Donna Kundtz Moore

Happy to see that one of my new Democratic Party friends, Donna Kundtz Moore, will be the guest preacher at the New Hope Lutheran Church on Catalpa Dr: October 20, Sunday, 9:55 AM.

At 7:55 AM this morning Donna wrote the following on Facebook: “I am preaching Sunday. First time in years. I want to do it. But… Not written yet. So here I am on Facebook. How do you spell procrastination?” I’m getting a little worried because now it is 12:32 PM and it looks like Donna is still on Facebook.

Donna will speak about the Poor People’s Campaign and our Moral Agenda and the scripture for her sermon will come from Luke 18 — Jesus’s parable of the widow and the unjust judge. Donna wrote that she sees the Widow in this story as standing for who need help and that the parable is one that teaches the value of persistence. I’d love to hear Donna speak and I’m going to make the effort to get to the New Hope Church on Sunday.

This is what I wrote to Donna:

The theme that could unite Christians is patriotism — broadly defined.

Ok — You got me to read Luke 18. Amazing how easy it is now to compare multiple and multiple translations. I like Phillips: “There was a magistrate in a town who had neither fear of God nor respect for his fellow-men.” I assume this judge could take such a haughty and independent attitude because he was an agent of the totalitarian state. This “unjust” judge finally gave the widow justice simply for his own comfort — not because the judge felt obligated to dispense justice — and she was lucky because in some totalitarian states her annoying behavior would have got her shot or sent to the archipelago or work camps.

I like the idea that “the Widow in this story stands in our culture now for all who need help.” In America — those who need help are standing before an unjust judge and they are not just asking for help. They are asking for justice. They are asking that America fulfill its pledge of “liberty and justice for all.”

The unjust judge is the status quo — a corrupt and broken system controlled by legalized bribery — and this status quo has contempt for those with no money or no power. The widow in the Bible story had zero power to change the status quo of the system she was born into. Her only hope was to beg and beg the status quo to give her a crumb. Here in the United States the Widow is empowered by our Constitution to transform the status quo.

I checked. Every week in America 37% of the population attend a religious service. Astonishing. In England the rate is only 2 or 3%. You’d think a Christian nation would have Christian policies and would have actions reflective of Christian ethics. Christians are divided and polarized. The theme that could unite Christians, I’m thinking, is patriotism — broadly defined.

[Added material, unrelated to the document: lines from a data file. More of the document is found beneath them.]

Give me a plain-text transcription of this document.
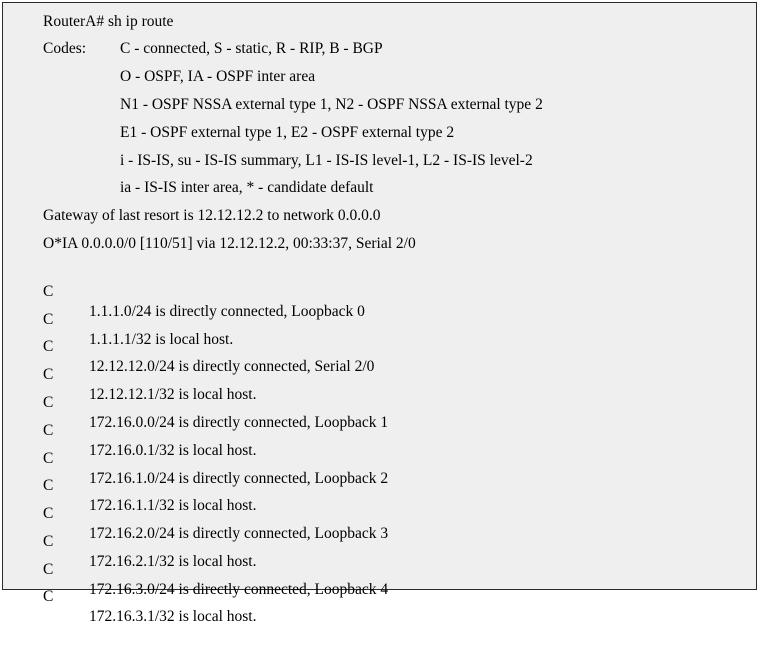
RouterA# sh ip route
Codes: C - connected, S - static, R - RIP, B - BGP
O - OSPF, IA - OSPF inter area
N1 - OSPF NSSA external type 1, N2 - OSPF NSSA external type 2
E1 - OSPF external type 1, E2 - OSPF external type 2
i - IS-IS, su - IS-IS summary, L1 - IS-IS level-1, L2 - IS-IS level-2
ia - IS-IS inter area, * - candidate default
Gateway of last resort is 12.12.12.2 to network 0.0.0.0
O*IA 0.0.0.0/0 [110/51] via 12.12.12.2, 00:33:37, Serial 2/0

C

1.1.1.0/24 is directly connected, Loopback 0

C

1.1.1.1/32 is local host.

C

12.12.12.0/24 is directly connected, Serial 2/0

C

12.12.12.1/32 is local host.

C

172.16.0.0/24 is directly connected, Loopback 1

C

172.16.0.1/32 is local host.

C

172.16.1.0/24 is directly connected, Loopback 2

C

172.16.1.1/32 is local host.

C

172.16.2.0/24 is directly connected, Loopback 3

C

172.16.2.1/32 is local host.

C

172.16.3.0/24 is directly connected, Loopback 4

C

172.16.3.1/32 is local host.
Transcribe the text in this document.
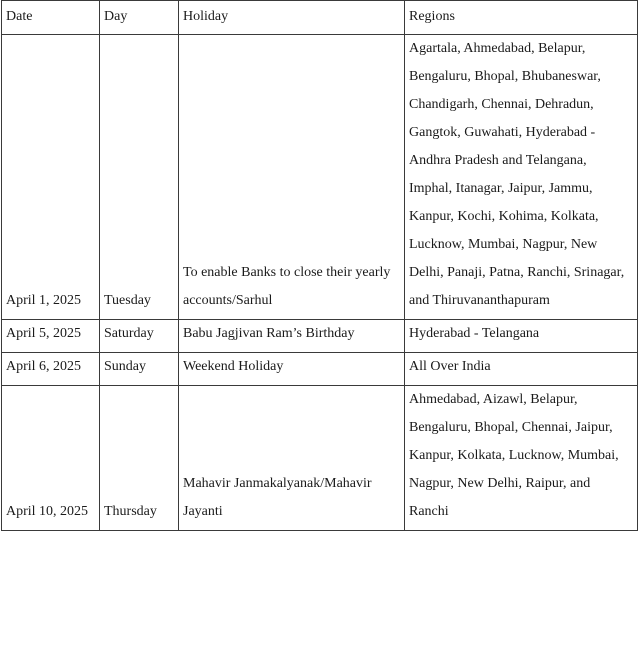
Date	Day	Holiday	Regions
April 1, 2025	Tuesday	To enable Banks to close their yearly accounts/Sarhul	Agartala, Ahmedabad, Belapur, Bengaluru, Bhopal, Bhubaneswar, Chandigarh, Chennai, Dehradun, Gangtok, Guwahati, Hyderabad - Andhra Pradesh and Telangana, Imphal, Itanagar, Jaipur, Jammu, Kanpur, Kochi, Kohima, Kolkata, Lucknow, Mumbai, Nagpur, New Delhi, Panaji, Patna, Ranchi, Srinagar, and Thiruvananthapuram
April 5, 2025	Saturday	Babu Jagjivan Ram’s Birthday	Hyderabad - Telangana
April 6, 2025	Sunday	Weekend Holiday	All Over India
April 10, 2025	Thursday	Mahavir Janmakalyanak/Mahavir Jayanti	Ahmedabad, Aizawl, Belapur, Bengaluru, Bhopal, Chennai, Jaipur, Kanpur, Kolkata, Lucknow, Mumbai, Nagpur, New Delhi, Raipur, and Ranchi
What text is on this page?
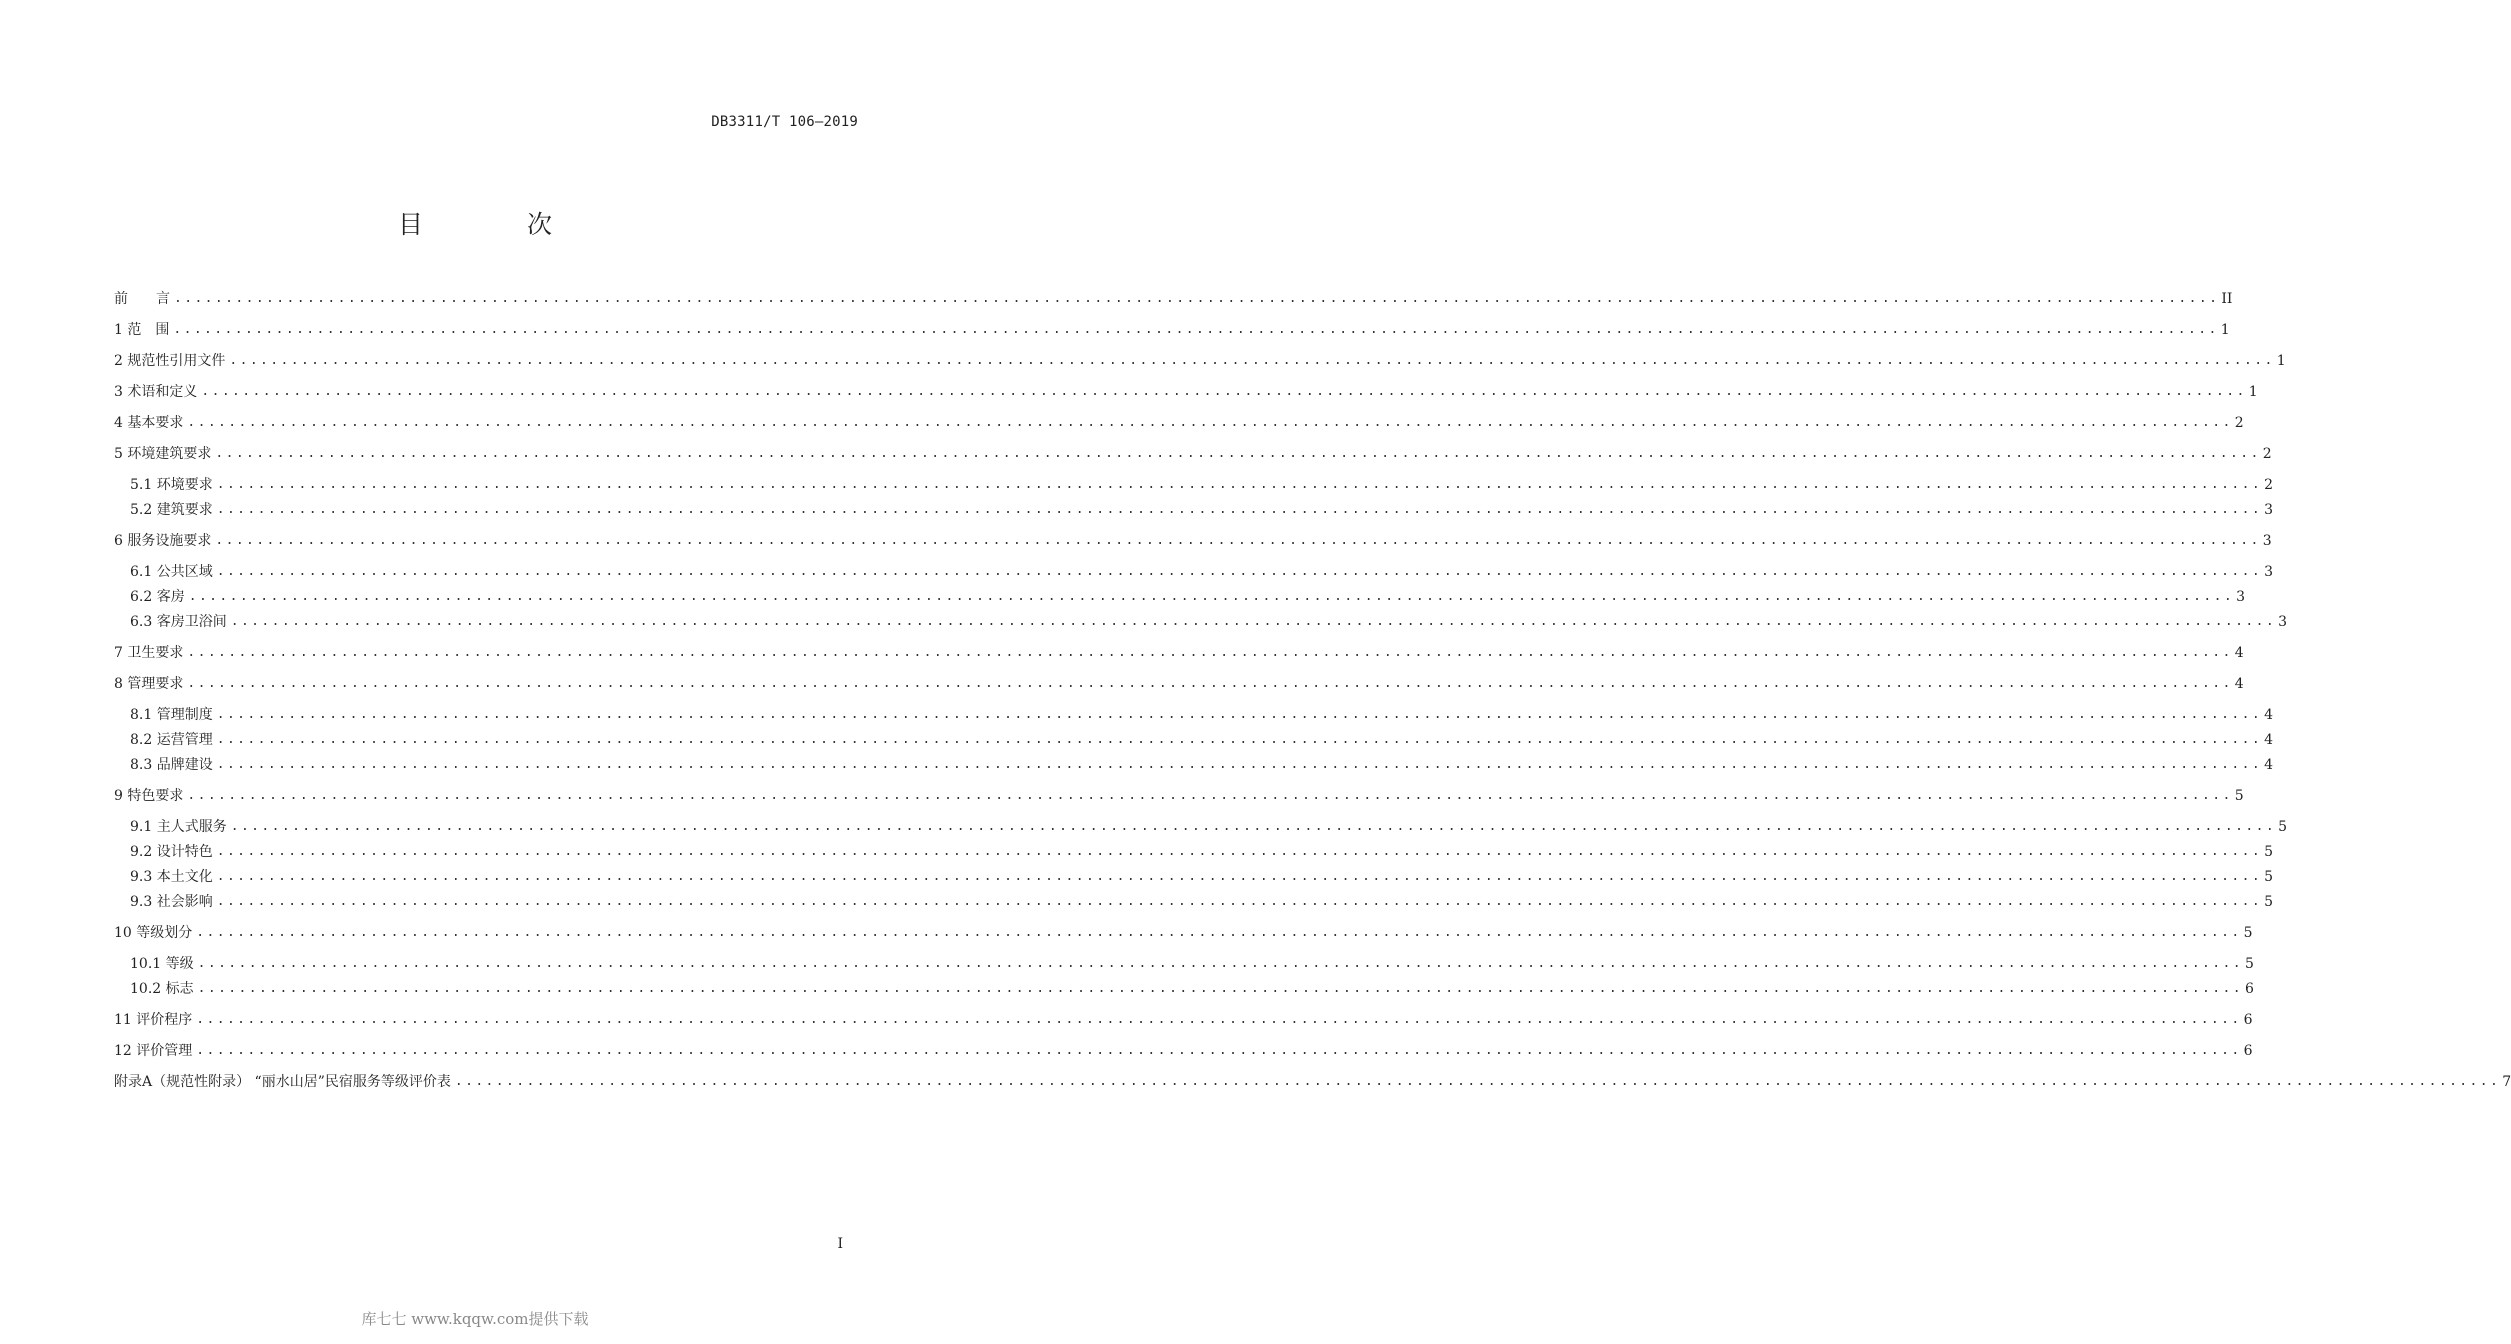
DB3311/T 106—2019
目 次
前　　言 ........................................................................................................................................................................................................ II
1 范　围 ........................................................................................................................................................................................................ 1
2 规范性引用文件 ........................................................................................................................................................................................................ 1
3 术语和定义 ........................................................................................................................................................................................................ 1
4 基本要求 ........................................................................................................................................................................................................ 2
5 环境建筑要求 ........................................................................................................................................................................................................ 2
5.1 环境要求 ........................................................................................................................................................................................................ 2
5.2 建筑要求 ........................................................................................................................................................................................................ 3
6 服务设施要求 ........................................................................................................................................................................................................ 3
6.1 公共区域 ........................................................................................................................................................................................................ 3
6.2 客房 ........................................................................................................................................................................................................ 3
6.3 客房卫浴间 ........................................................................................................................................................................................................ 3
7 卫生要求 ........................................................................................................................................................................................................ 4
8 管理要求 ........................................................................................................................................................................................................ 4
8.1 管理制度 ........................................................................................................................................................................................................ 4
8.2 运营管理 ........................................................................................................................................................................................................ 4
8.3 品牌建设 ........................................................................................................................................................................................................ 4
9 特色要求 ........................................................................................................................................................................................................ 5
9.1 主人式服务 ........................................................................................................................................................................................................ 5
9.2 设计特色 ........................................................................................................................................................................................................ 5
9.3 本土文化 ........................................................................................................................................................................................................ 5
9.3 社会影响 ........................................................................................................................................................................................................ 5
10 等级划分 ........................................................................................................................................................................................................ 5
10.1 等级 ........................................................................................................................................................................................................ 5
10.2 标志 ........................................................................................................................................................................................................ 6
11 评价程序 ........................................................................................................................................................................................................ 6
12 评价管理 ........................................................................................................................................................................................................ 6
附录A（规范性附录） “丽水山居”民宿服务等级评价表 ........................................................................................................................................................................................................ 7
I
库七七 www.kqqw.com提供下载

I’m urging the MCDP to agree to a resolution that the number one issue in America is the brokenness of our system of representative democracy — that all of the sins of the system are explained by the simple fact that our Constitutional democracy is in shambles. My idea is that this resolution will lead to a “Contract With OH-10 Citizens” that Democratic candidates to the Ohio Assembly and to congress (OH-10) will sign and will make the center of their campaigns. This “Contract” will specify commitments for accountability, transparency and citizen engagement, etc. I’m thinking that repairing the system could be the theme that unites American Christians — Christians now divided by identity and culture — the rise of a new understanding of what it means to be a patriot.

I’m thinking I will try to make it to your church on Sunday.